The cancer I was diagnosed with for my 29th birthday was a particularly virulent fourth stage of Lymphoma. The treatment was still in its infancy in the '70s and the prognosis for one as advanced as mine was not encouraging. My doctors told me that if I took a full year of very harsh chemotherapy and two full months of massive radiation treatments over the whole upper half of my body, I would have about a 50-50 chance of survival for two years. I looked at my two dear infant boys and my beloved young wife and vowed two things: I would take every last ounce of treatment regardless of how tough it got (and it got real tough) and I would learn a different way to live.

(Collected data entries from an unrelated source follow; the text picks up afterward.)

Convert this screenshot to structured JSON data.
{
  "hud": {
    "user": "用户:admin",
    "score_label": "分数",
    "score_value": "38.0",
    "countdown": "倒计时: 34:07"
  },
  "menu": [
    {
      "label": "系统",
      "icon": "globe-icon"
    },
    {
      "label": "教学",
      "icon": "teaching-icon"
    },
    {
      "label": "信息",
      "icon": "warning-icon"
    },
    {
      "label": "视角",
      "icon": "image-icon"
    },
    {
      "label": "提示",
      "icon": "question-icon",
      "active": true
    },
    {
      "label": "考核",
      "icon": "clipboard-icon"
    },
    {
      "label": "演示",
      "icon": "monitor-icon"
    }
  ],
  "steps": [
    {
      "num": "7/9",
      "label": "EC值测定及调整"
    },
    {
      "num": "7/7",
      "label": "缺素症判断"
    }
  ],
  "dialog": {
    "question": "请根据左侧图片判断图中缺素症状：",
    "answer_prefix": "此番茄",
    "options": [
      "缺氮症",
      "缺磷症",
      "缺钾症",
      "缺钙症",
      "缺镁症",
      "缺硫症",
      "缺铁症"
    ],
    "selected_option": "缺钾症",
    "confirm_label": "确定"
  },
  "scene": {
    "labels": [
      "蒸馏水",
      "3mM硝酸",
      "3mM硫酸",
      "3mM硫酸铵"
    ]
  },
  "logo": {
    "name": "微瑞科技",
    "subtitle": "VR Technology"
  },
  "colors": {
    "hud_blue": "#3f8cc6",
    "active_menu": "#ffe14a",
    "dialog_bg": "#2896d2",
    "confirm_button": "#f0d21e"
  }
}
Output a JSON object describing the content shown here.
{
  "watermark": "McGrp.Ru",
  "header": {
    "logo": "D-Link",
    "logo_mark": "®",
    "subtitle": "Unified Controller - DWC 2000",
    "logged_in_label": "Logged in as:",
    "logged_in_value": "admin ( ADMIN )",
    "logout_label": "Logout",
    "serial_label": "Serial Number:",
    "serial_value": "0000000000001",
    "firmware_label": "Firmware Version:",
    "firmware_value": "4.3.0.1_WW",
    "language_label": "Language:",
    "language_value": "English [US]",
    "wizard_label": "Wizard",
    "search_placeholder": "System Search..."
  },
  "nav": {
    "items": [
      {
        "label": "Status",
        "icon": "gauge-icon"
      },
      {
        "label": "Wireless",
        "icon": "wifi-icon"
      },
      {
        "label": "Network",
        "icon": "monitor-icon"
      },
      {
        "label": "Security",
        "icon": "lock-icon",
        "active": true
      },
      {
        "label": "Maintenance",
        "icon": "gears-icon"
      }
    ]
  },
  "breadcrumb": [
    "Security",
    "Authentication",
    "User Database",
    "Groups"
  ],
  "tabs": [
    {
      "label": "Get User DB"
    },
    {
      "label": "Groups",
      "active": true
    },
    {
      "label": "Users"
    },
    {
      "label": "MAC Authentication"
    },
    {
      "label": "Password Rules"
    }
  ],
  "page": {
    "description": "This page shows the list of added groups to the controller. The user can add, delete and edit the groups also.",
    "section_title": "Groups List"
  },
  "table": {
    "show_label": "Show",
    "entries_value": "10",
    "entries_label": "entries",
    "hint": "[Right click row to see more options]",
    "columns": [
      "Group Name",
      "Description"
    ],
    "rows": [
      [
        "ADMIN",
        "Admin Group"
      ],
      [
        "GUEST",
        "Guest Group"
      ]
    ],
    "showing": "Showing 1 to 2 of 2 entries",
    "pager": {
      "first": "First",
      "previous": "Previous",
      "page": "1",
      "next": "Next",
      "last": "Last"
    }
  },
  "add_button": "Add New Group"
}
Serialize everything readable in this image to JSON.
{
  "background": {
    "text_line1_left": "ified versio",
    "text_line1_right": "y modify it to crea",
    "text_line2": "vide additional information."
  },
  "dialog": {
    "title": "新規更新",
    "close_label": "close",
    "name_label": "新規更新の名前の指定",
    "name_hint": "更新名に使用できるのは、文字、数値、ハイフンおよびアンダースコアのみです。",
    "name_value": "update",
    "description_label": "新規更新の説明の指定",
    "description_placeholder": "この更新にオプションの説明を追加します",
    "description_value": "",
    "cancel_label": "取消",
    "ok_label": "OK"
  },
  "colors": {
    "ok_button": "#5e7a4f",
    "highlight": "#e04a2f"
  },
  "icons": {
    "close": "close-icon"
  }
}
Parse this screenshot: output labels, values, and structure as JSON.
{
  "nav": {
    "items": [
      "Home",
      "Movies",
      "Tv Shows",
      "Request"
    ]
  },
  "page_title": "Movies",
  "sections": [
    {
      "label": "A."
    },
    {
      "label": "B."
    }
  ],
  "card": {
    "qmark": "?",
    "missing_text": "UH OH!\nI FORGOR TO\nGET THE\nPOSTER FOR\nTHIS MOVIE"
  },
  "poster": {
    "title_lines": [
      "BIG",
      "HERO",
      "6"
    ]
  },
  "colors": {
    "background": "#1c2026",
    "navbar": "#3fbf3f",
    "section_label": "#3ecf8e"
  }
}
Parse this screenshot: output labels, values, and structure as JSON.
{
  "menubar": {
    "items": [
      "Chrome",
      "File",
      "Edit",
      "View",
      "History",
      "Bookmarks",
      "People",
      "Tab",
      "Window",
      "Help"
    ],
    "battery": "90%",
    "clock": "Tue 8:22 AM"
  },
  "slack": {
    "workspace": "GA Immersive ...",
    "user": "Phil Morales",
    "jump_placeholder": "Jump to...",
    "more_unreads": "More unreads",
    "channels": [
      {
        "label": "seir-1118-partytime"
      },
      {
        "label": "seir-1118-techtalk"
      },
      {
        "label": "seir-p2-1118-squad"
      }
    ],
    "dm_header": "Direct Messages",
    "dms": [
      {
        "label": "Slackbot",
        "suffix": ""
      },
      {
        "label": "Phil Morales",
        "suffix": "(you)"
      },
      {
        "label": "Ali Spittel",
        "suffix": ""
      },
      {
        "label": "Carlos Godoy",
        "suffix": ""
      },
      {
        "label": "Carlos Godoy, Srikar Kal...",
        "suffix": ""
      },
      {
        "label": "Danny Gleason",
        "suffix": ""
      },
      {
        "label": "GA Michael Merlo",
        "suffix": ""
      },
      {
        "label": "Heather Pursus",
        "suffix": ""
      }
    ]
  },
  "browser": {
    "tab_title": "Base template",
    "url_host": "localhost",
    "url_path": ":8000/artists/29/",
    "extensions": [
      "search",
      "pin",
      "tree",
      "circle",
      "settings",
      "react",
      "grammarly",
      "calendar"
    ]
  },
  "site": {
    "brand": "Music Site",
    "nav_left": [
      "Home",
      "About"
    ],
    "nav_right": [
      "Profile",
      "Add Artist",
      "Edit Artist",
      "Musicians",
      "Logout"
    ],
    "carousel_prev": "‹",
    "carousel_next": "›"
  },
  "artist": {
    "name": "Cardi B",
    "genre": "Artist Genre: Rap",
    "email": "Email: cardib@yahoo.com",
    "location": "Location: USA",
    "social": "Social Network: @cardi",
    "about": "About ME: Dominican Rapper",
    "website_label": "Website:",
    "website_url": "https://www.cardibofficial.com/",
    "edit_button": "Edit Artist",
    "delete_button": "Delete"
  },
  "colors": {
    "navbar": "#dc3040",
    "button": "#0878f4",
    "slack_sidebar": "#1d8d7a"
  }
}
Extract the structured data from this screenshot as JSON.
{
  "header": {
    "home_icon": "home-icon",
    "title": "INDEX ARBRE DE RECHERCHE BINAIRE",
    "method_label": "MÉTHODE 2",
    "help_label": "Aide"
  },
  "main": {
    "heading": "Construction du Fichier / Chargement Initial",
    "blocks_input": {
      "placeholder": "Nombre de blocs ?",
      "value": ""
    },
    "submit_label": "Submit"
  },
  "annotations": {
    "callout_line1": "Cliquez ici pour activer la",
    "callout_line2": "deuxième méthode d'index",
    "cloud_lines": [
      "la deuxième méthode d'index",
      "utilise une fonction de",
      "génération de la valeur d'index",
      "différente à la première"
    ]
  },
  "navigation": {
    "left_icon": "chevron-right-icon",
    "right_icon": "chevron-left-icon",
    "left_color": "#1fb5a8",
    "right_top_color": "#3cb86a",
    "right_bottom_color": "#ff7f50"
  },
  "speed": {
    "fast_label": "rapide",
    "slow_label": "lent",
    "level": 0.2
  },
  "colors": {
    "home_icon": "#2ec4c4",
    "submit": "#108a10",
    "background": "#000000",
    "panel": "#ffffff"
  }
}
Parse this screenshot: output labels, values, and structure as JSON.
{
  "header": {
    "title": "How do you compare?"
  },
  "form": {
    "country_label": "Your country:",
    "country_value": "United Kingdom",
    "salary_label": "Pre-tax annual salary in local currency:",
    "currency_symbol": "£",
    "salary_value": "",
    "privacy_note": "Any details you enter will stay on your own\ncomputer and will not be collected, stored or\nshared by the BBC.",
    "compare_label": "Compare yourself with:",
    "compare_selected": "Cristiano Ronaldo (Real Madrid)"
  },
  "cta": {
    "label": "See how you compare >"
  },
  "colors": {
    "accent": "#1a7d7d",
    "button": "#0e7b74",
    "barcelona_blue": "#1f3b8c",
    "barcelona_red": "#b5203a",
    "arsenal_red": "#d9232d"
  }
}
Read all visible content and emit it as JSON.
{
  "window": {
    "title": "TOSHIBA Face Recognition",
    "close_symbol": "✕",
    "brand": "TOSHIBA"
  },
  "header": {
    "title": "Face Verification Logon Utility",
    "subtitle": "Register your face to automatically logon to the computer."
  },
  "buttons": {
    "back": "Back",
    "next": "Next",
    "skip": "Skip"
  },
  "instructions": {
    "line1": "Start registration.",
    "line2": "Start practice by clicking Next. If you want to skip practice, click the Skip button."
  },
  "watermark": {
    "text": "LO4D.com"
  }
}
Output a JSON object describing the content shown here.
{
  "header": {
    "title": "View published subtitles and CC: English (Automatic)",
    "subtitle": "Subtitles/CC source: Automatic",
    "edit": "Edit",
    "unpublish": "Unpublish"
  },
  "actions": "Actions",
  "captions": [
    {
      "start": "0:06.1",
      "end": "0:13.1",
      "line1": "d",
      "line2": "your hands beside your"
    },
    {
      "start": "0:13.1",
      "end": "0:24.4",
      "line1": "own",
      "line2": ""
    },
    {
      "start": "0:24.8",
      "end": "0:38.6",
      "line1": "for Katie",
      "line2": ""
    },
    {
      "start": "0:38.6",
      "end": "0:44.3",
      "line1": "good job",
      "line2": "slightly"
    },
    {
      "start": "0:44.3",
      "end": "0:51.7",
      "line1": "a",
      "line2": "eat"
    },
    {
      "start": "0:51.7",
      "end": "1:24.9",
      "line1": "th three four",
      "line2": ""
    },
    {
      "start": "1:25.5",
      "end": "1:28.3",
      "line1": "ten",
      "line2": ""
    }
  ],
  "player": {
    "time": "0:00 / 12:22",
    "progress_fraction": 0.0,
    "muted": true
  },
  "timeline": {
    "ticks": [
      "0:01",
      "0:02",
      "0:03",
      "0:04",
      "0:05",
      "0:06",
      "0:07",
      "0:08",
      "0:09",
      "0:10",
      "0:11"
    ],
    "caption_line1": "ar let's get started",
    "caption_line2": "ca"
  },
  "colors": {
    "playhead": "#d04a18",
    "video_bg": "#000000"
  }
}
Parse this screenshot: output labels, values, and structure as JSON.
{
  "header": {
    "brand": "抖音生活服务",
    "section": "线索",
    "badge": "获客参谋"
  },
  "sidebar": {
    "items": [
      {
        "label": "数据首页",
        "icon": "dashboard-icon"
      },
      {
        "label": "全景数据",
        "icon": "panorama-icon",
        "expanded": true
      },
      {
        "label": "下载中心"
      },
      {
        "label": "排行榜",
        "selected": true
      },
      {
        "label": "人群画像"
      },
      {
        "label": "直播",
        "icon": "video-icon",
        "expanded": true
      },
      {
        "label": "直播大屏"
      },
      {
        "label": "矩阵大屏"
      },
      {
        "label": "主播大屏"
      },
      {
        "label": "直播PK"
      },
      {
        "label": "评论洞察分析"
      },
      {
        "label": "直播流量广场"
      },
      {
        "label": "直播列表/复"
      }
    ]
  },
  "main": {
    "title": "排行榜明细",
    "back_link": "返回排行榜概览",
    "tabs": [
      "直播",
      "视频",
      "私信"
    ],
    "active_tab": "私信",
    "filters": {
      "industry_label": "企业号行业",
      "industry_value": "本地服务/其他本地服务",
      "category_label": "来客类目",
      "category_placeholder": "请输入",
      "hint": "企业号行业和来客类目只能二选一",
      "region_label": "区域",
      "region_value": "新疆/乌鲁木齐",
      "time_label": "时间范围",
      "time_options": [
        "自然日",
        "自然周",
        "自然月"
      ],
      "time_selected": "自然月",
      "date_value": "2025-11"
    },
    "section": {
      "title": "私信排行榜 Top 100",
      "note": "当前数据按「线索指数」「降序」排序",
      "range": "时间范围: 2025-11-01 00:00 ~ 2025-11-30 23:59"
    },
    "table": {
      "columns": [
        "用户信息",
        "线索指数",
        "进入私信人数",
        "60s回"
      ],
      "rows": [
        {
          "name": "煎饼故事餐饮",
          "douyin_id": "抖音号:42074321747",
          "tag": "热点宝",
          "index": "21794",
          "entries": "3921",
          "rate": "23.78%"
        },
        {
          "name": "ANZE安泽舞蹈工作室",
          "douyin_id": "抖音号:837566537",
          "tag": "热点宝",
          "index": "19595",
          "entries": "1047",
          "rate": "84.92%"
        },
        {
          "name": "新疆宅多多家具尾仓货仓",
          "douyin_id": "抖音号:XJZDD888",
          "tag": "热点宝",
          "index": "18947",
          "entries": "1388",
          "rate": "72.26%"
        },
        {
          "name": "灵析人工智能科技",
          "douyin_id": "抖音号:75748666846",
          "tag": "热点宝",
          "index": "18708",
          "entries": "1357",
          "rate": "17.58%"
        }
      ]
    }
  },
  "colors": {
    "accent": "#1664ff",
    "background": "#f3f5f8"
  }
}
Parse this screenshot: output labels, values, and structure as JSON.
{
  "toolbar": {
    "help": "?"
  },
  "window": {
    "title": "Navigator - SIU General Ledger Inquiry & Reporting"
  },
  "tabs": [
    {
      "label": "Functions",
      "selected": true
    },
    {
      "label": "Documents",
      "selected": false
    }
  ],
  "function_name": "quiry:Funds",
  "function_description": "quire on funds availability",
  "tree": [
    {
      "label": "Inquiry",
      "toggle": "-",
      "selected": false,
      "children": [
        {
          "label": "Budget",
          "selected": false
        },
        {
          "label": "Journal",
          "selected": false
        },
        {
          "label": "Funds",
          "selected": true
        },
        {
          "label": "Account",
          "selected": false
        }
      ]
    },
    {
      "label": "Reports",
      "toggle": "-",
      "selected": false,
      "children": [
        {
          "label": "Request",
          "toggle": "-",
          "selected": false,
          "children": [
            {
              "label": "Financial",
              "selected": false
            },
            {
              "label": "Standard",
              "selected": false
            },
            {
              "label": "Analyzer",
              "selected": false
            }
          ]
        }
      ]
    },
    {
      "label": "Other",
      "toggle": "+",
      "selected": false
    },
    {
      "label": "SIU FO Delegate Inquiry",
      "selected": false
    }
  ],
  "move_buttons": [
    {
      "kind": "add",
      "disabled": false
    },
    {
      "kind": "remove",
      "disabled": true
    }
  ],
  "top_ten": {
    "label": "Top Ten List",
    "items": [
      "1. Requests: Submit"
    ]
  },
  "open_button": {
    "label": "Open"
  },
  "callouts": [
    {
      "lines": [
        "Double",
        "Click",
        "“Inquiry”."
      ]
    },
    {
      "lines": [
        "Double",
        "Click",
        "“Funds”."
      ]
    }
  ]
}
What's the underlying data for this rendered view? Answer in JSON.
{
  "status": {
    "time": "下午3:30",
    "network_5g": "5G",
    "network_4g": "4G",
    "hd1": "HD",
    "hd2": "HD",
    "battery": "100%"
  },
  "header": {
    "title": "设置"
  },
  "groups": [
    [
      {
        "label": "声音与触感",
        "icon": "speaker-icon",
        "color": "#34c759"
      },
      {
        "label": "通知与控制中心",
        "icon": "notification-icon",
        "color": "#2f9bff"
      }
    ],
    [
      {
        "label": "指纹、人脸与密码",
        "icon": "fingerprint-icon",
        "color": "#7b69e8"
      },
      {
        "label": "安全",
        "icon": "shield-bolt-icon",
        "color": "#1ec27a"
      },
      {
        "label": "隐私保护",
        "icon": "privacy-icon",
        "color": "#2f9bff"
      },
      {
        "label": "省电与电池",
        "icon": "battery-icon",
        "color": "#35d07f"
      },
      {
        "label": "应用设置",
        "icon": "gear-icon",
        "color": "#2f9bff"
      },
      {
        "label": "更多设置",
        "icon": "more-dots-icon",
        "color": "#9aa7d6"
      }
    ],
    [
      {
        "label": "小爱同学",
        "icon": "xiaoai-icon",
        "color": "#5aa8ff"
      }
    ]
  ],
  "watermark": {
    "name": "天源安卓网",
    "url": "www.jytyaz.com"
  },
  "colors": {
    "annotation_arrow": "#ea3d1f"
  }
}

The story of my healing from cancer is a topic for another time (a book is currently in progress titled Miracles That Have Changed Me) but the point is that for me, learning a different way to live was all about finding a way to embrace life's surprises rather than trying to purge them or control them or render them inert. Learning a different way to live was all about discovering the grace of living out of control. And here is where Christ met me in a deep and personal way. Faith in Christ became something other than just another coping mechanism for life, whether it was life's sin, guilt or fear or surprises. It was Karl Marx who held that Christianity was the opiate of the masses, and faith that is just a coping mechanism is a lot like that. The problem with opiates (and I should know for I took lots of them during my cancer experience) is they just wear off and when they do you are right back to where you started from, except worse. What I discovered was that when faith met me through Christ in a personal way, it was a companion. Perhaps the most profound name used for Christ in Scripture is the Hebrew name Immanuel, which literally means, God is your companion. This is God who gave Joshua the courage to move ahead into the immense unknown across the river. Immanuel is a name for Joshua/Jesus that puts flesh on the divine guarantee given to Jacob, Moses, Joshua, Gideon, David, Solomon and Jeremiah: "I will be with you." The reality of the Risen Immanuel is that he is here with me, my companion through all of life. And when life is like a trip to the outhouse, filled with the unexpected… Surprise! I am not alone.
This makes all the difference. God as my companion in Christ goes way beyond the much-touted fundamentalist formula of personal Lord and Savior that seems to me is bordering on personal fire insurance. God as my companion in Christ is about the immediacy of God. It is about intimacy with God. It is about journeying with God. It is about the experience of discovering God with me in the midst of every surprise life pitches me and finding out that in His presence, with Him as companion, I really can embrace each and every part of life, even those bombshell, shocking, bolt from the blue, astonishing revelations. One of the great learnings for me was that with the companionship of God in the midst of my cancer experience, I was able to embrace the cancer experience as part of my life while I was going through it, and with no terms, no qualifiers. It seemed to give me the capacity to speed shift through all five of Dr. Kubler-Ross's stages of dying. This confused my doctor and others in the health team who were caring for me and convinced that I was stuck at the denial stage. But it allowed me to get on with out-living cancer, living one day at a time, excited to find what God and me were going to do next in living with it. And surprise! God healed me. And so far I have logged 26 cancer free years.
Really, life is like a trip to the outhouse, chock full of surprises. The Lord is with you! Embrace each one.